9:25 pm on Feb 27, 2021 (gmt 0)

WebmasterWorld Senior Member 10+ Year Member Top Contributors Of The Month



I forgot to mention that those 3 new headers that I see have different values on each request, even from the same IP. The only this that is the same in given request is:
traceparent: 00-e573ada96200d34e8d1ae33b553fbfb1-70d23488b908da4e-00
Request-Id: |e573ada96200d34e8d1ae33b553fbfb1.70d23488b908da4e.

Not a biggie toe...

lucy24

11:38 pm on Feb 27, 2021 (gmt 0)

WebmasterWorld Senior Member 10+ Year Member Top Contributors Of The Month



Clearly the unifying theme is “trace”. Wonder if it has a legitimate purpose?

:: google, google ::

Oh, will you look at that. w3 dot org has a whole page about Trace Context [w3.org]. Some day I'll be able to read more than two paragraphs without getting a headache. (Today's Signal Achievement was poring over the php dot net page about _SERVER variables.
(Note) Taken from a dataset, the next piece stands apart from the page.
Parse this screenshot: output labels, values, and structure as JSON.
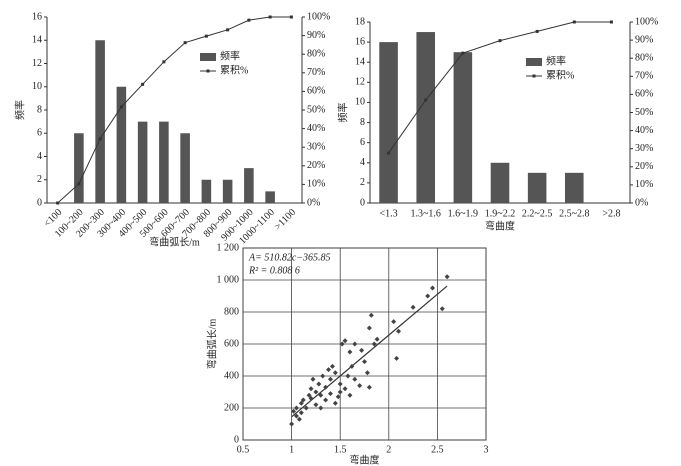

Buried in the Comments section was one they left out, REDIRECT_STATUS. We won't talk about the fact that the comment in question was nine years old, and the said variable has not yet been added to the main text. It gives me something to add to logged headers so I can immediately see which requests were blocked.)